Este uso abusivo del derecho en las instituciones jurídicas las ha debilitado para fines propios de ciertos grupos de poder y políticos, que lo único que han logrado es daño y atraso para el país.
El cisma electoral: ¿la luz al final del túnel?
La situación electoral del domingo 12 de abril, con su serie de irregularidades y la instrumentalización del constitucionalismo lograda por la izquierda radical, podría desenmascarar un Estado en fase de putrefacción. Eso traería como consecuencia que los peruanos tomemos conciencia del terreno que estamos pisando. A partir de ahí, reconstruir el país desde la sociedad civil, la academia, las fuerzas armadas, las fuerzas políticas y todos los peruanos de buena fe.

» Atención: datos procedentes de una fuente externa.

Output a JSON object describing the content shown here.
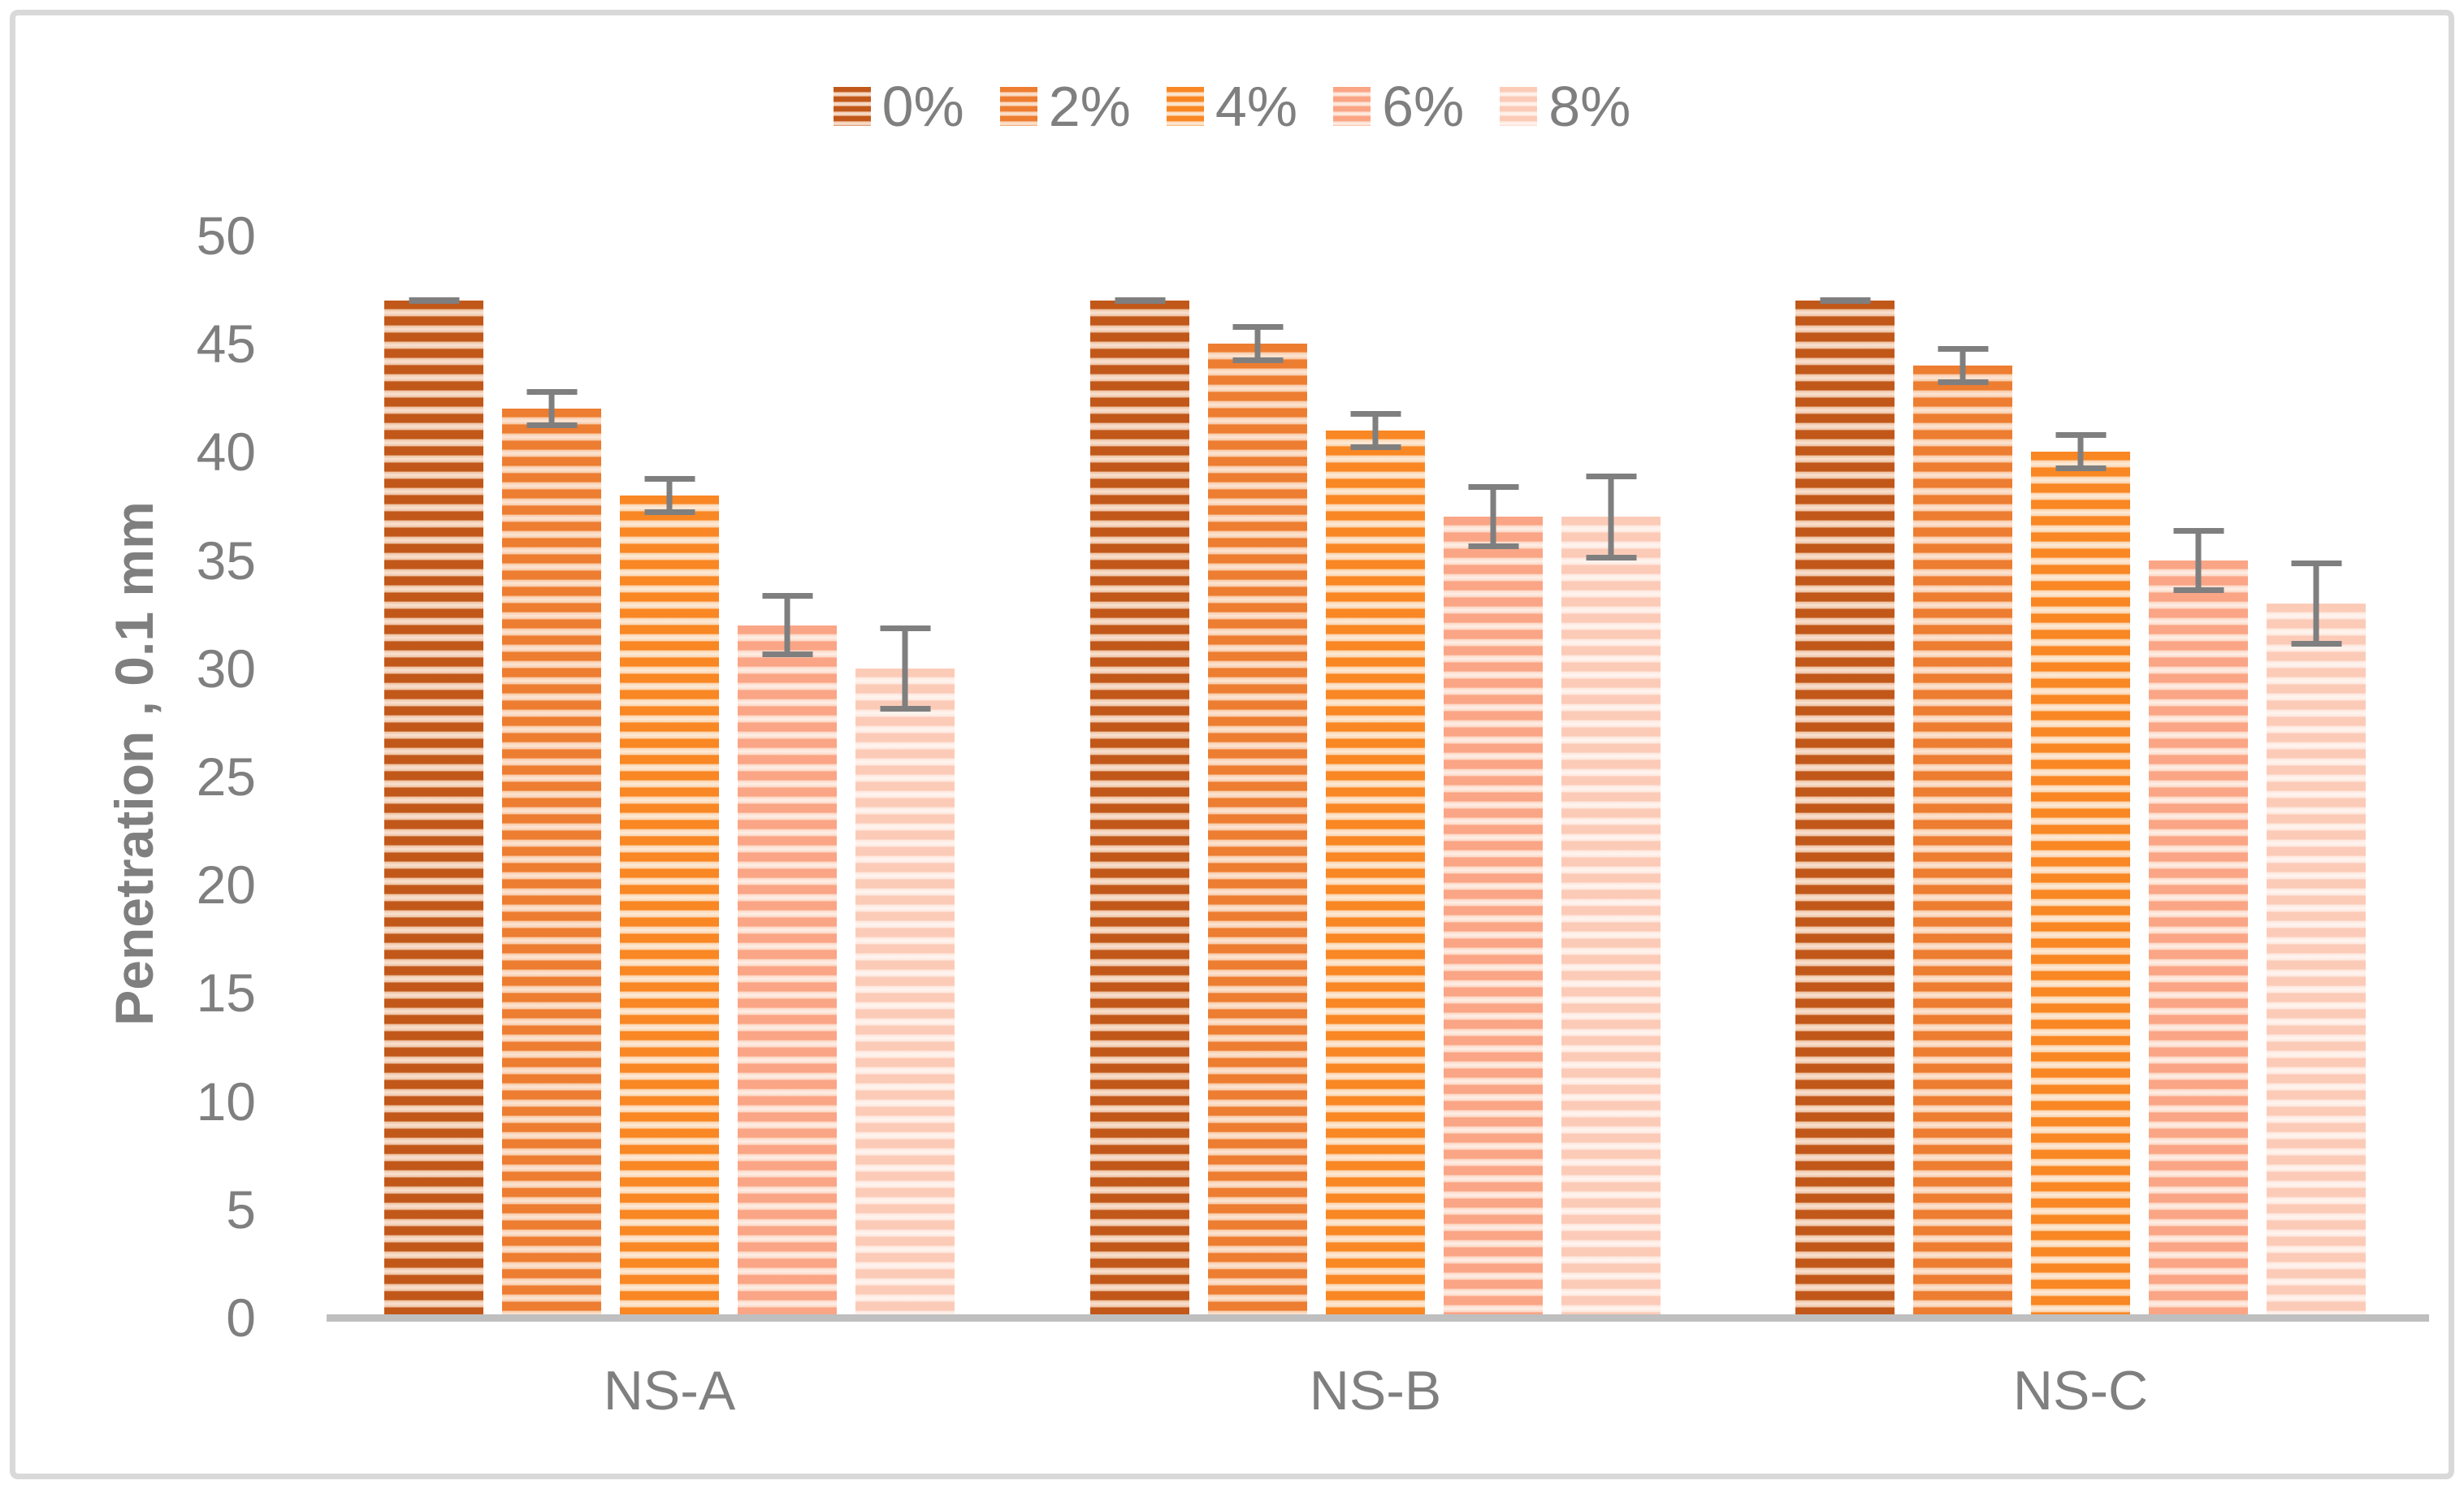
{
  "chart_data": {
    "type": "bar",
    "title": "",
    "categories": [
      "NS-A",
      "NS-B",
      "NS-C"
    ],
    "series": [
      {
        "name": "0%",
        "values": [
          47,
          47,
          47
        ],
        "error": 0.15
      },
      {
        "name": "2%",
        "values": [
          42,
          45,
          44
        ],
        "error": 0.9
      },
      {
        "name": "4%",
        "values": [
          38,
          41,
          40
        ],
        "error": 0.9
      },
      {
        "name": "6%",
        "values": [
          32,
          37,
          35
        ],
        "error": 1.5
      },
      {
        "name": "8%",
        "values": [
          30,
          37,
          33
        ],
        "error": 2.0
      }
    ],
    "xlabel": "",
    "ylabel": "Penetration , 0.1 mm",
    "ylim": [
      0,
      50
    ],
    "yticks": [
      0,
      5,
      10,
      15,
      20,
      25,
      30,
      35,
      40,
      45,
      50
    ],
    "grid": false,
    "legend_position": "top"
  },
  "style": {
    "text_color": "#7F7F7F",
    "axis_line_color": "#BFBFBF",
    "error_bar_color": "#7F7F7F",
    "frame_color": "#D9D9D9",
    "series_colors": [
      {
        "solid": "#C1581A",
        "edge": "#EFC3A4",
        "mid": "#F9E2D2"
      },
      {
        "solid": "#ED7D31",
        "edge": "#F9CBA9",
        "mid": "#FCE6D5"
      },
      {
        "solid": "#F98723",
        "edge": "#FCD4AE",
        "mid": "#FDEBD9"
      },
      {
        "solid": "#FAA585",
        "edge": "#FDD8C6",
        "mid": "#FEEFE7"
      },
      {
        "solid": "#FCCBB8",
        "edge": "#FEE8DF",
        "mid": "#FFF5F0"
      }
    ]
  }
}
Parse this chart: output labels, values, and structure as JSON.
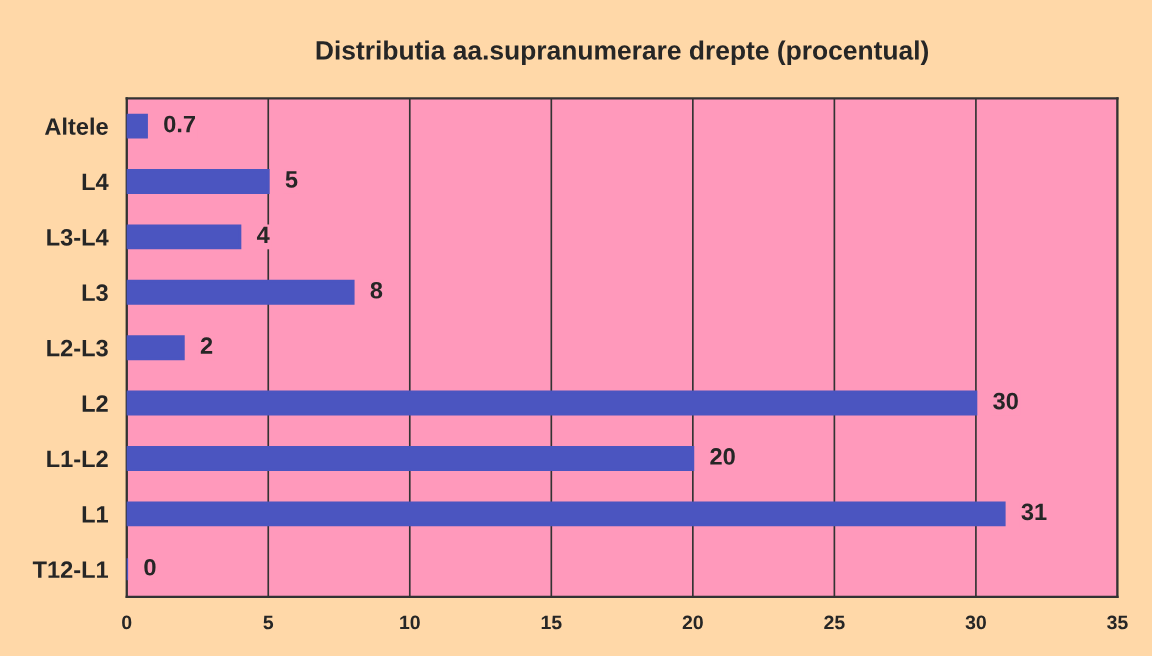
{
  "chart_data": {
    "type": "bar",
    "orientation": "horizontal",
    "title": "Distributia aa.supranumerare drepte (procentual)",
    "categories": [
      "Altele",
      "L4",
      "L3-L4",
      "L3",
      "L2-L3",
      "L2",
      "L1-L2",
      "L1",
      "T12-L1"
    ],
    "values": [
      0.7,
      5,
      4,
      8,
      2,
      30,
      20,
      31,
      0
    ],
    "color": "#4b55c0",
    "xlim": [
      0,
      35
    ],
    "xticks": [
      0,
      5,
      10,
      15,
      20,
      25,
      30,
      35
    ],
    "grid": "x",
    "data_labels": true
  }
}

Ser testigos de este hecho nos obliga a reconocer que ciertos personajes de dudosa procedencia quieren tomar el país a través del abuso del derecho y constituir una tiranía. Por eso, todos los peruanos debemos tomar conciencia de que nuestro país nos necesita a todos. Esperemos que lo que nos ha pasado nos permita ver, por fin, la luz al final del túnel de la anarquía institucional que venimos viviendo desde hace ya algunos años.